Computer scientist Lindsey Kuper wins NSF CAREER award

Headshot of Assistant Professor Lindsey Kuper.

Lindsey Kuper, assistant professor of computer science and engineering at the University of California, Santa Cruz, has won a Faculty Early Career Development (CAREER) Award from the National Science Foundation (NSF) to fund her lab’s study of distributed systems. 

Many people rely on distributed systems, networks of one or more computers that communicate with each other, in their daily work and personal lives while using Zoom, sharing files, and playing online games. These ubiquitous systems have a constant possibility of failure from problems such as internet or hardware errors, and are notoriously difficult to program – an issue that Kuper and her students will tackle with the funds from this grant. 

The grant will enable Kuper to meld her interests and background across computer science areas such as programming languages (PL) and software verification to improve and build confidence in distributed systems. Her lab will do this by using and improving on tools based on refinement types, powerful and relatively easy-to-use approaches to ensure a program works correctly before the program is run. 

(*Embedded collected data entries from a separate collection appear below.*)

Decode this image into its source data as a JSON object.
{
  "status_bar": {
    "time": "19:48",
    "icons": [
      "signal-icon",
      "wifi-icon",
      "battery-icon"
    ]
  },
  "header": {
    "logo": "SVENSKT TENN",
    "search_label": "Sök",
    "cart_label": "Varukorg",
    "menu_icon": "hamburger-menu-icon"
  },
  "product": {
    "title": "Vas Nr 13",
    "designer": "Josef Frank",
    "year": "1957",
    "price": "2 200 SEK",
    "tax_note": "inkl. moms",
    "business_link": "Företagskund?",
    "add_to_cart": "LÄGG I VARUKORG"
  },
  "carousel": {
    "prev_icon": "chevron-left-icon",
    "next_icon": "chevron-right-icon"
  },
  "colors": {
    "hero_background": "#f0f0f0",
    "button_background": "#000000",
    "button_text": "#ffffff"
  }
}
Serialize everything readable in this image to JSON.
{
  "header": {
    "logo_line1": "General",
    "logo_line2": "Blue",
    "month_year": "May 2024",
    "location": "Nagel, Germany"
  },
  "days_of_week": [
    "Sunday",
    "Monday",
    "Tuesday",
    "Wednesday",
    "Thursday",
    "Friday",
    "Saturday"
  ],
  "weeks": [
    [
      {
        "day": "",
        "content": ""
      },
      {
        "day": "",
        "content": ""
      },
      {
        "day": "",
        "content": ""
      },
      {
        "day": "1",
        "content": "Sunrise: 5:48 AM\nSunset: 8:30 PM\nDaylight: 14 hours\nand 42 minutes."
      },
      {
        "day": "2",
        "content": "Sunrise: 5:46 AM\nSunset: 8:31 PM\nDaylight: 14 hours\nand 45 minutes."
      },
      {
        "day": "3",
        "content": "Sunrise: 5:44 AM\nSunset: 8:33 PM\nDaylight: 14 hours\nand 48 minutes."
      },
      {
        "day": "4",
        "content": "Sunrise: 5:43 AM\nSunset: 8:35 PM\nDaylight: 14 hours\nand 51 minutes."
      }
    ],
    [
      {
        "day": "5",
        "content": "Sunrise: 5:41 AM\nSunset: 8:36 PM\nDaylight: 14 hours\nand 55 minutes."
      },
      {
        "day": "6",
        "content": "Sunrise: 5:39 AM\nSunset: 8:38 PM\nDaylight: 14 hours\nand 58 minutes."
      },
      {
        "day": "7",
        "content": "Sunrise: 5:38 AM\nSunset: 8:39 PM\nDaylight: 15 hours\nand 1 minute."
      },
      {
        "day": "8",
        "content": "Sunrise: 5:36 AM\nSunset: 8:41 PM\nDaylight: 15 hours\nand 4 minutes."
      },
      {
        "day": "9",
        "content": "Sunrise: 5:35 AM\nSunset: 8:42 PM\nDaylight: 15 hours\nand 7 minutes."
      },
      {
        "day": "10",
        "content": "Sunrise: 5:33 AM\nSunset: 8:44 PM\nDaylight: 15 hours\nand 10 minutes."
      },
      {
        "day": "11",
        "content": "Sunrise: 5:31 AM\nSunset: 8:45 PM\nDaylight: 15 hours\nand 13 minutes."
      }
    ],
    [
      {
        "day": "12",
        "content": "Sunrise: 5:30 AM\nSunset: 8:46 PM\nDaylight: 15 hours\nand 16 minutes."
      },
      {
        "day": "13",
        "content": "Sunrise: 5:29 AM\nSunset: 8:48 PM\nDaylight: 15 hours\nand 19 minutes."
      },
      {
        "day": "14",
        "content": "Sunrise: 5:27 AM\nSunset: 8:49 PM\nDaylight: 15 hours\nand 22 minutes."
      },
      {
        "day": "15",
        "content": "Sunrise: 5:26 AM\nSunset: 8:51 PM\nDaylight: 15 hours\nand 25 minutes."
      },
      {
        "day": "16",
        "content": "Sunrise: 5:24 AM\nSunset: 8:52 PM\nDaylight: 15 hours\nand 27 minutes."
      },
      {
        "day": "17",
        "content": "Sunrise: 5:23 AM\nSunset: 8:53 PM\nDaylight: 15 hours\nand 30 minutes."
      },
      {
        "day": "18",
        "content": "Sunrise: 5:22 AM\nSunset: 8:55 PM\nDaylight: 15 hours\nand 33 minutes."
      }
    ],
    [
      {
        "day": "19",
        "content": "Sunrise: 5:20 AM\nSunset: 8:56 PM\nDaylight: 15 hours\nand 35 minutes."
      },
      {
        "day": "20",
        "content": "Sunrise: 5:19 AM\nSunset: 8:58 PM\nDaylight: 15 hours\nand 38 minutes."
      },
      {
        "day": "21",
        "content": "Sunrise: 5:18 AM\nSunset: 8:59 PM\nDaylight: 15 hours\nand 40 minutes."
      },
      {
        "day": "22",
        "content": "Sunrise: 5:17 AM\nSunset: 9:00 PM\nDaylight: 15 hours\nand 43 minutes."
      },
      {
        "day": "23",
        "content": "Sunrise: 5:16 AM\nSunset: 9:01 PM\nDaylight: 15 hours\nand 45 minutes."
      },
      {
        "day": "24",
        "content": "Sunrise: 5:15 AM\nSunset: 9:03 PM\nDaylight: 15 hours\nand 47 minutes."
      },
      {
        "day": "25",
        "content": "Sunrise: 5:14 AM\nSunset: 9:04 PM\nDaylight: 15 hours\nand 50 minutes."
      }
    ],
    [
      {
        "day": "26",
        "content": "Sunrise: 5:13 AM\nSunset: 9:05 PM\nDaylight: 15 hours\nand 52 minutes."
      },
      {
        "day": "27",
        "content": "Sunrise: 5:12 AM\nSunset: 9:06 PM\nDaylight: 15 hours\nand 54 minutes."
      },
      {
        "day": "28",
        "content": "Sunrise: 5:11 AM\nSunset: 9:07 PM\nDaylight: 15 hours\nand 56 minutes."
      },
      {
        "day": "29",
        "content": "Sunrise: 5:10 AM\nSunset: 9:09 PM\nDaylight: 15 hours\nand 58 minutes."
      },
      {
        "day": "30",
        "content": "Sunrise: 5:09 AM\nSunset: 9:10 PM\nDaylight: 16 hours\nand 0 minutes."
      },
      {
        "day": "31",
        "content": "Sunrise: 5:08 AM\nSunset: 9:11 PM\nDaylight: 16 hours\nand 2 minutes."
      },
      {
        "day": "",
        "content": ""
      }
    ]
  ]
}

“I’m trying to apply PL ideas to reasoning about and building better distributed systems,” Kuper said. “In the PL philosophy we try to reason about the way software behaves in a rigorous way, and in a very general way. I’m taking that way of thinking and applying it to the hard problems of building distributed systems.”

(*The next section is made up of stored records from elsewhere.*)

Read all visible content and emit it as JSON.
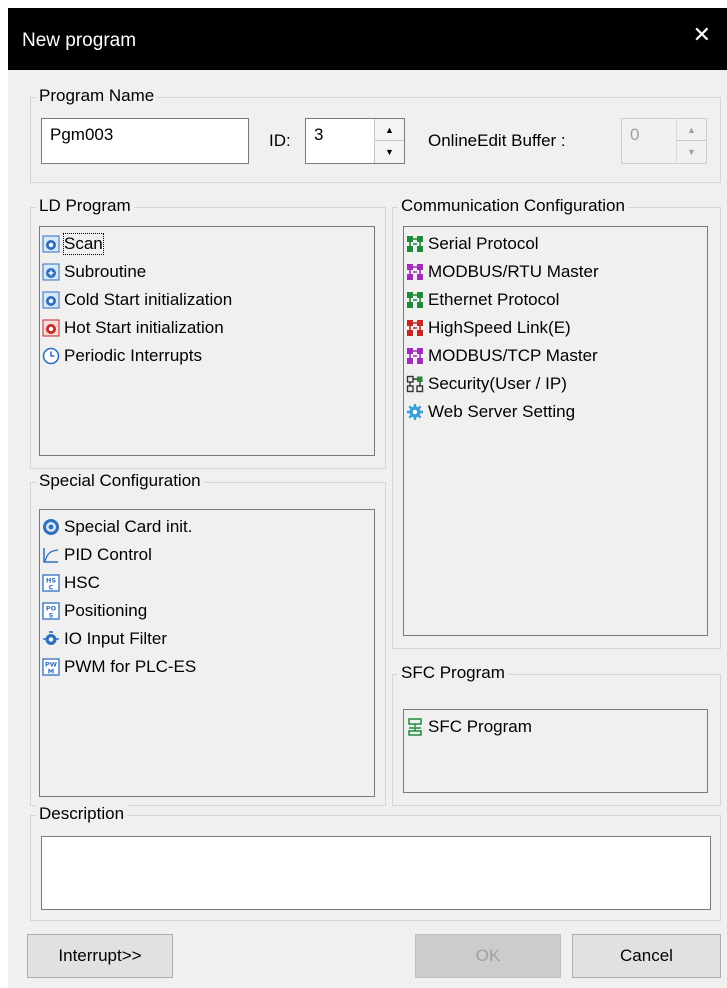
{
  "window": {
    "title": "New program"
  },
  "program_name": {
    "legend": "Program Name",
    "name_value": "Pgm003",
    "id_label": "ID:",
    "id_value": "3",
    "online_label": "OnlineEdit Buffer :",
    "online_value": "0"
  },
  "ld_program": {
    "legend": "LD Program",
    "items": [
      {
        "label": "Scan",
        "icon": "scan-icon",
        "selected": true
      },
      {
        "label": "Subroutine",
        "icon": "subroutine-icon"
      },
      {
        "label": "Cold Start initialization",
        "icon": "cold-start-icon"
      },
      {
        "label": "Hot Start initialization",
        "icon": "hot-start-icon"
      },
      {
        "label": "Periodic Interrupts",
        "icon": "clock-icon"
      }
    ]
  },
  "communication": {
    "legend": "Communication Configuration",
    "items": [
      {
        "label": "Serial Protocol",
        "icon": "network-icon"
      },
      {
        "label": "MODBUS/RTU Master",
        "icon": "network-icon"
      },
      {
        "label": "Ethernet Protocol",
        "icon": "network-icon"
      },
      {
        "label": "HighSpeed Link(E)",
        "icon": "network-icon"
      },
      {
        "label": "MODBUS/TCP Master",
        "icon": "network-icon"
      },
      {
        "label": "Security(User / IP)",
        "icon": "security-network-icon"
      },
      {
        "label": "Web Server Setting",
        "icon": "gear-icon"
      }
    ]
  },
  "special": {
    "legend": "Special Configuration",
    "items": [
      {
        "label": "Special Card init.",
        "icon": "card-icon"
      },
      {
        "label": "PID Control",
        "icon": "pid-icon"
      },
      {
        "label": "HSC",
        "icon": "hsc-icon"
      },
      {
        "label": "Positioning",
        "icon": "pos-icon"
      },
      {
        "label": "IO Input Filter",
        "icon": "filter-icon"
      },
      {
        "label": "PWM for PLC-ES",
        "icon": "pwm-icon"
      }
    ]
  },
  "sfc": {
    "legend": "SFC Program",
    "items": [
      {
        "label": "SFC Program",
        "icon": "sfc-icon"
      }
    ]
  },
  "description": {
    "legend": "Description",
    "value": ""
  },
  "buttons": {
    "interrupt": "Interrupt>>",
    "ok": "OK",
    "cancel": "Cancel"
  },
  "colors": {
    "titlebar": "#000000",
    "dialog_bg": "#f0f0f0",
    "net_green": "#1f8a3a",
    "net_purple": "#a12dbd",
    "net_red": "#c62828",
    "blue": "#2f6fbf"
  }
}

Kuper hopes to use this funding to create more approachable ways for newer students to study distributed systems, which are deeply relevant in computer science careers but are often not taught in undergraduate and even graduate level courses. 

Undergraduate students in her lab will create educational materials such as videos and zines about distributed systems. These projects are meant to deepen the students’ understanding but also involve younger students in informal research conversations and make the area of study less intimidating for others. 

“In addition to the intrinsic value of this work – building confidence in complex systems – this project emphasizes the importance of communicating these concepts, and provides undergraduates with the opportunity to develop creative, open-source materials,” said Alex Wolf, dean of the Baskin School of Engineering.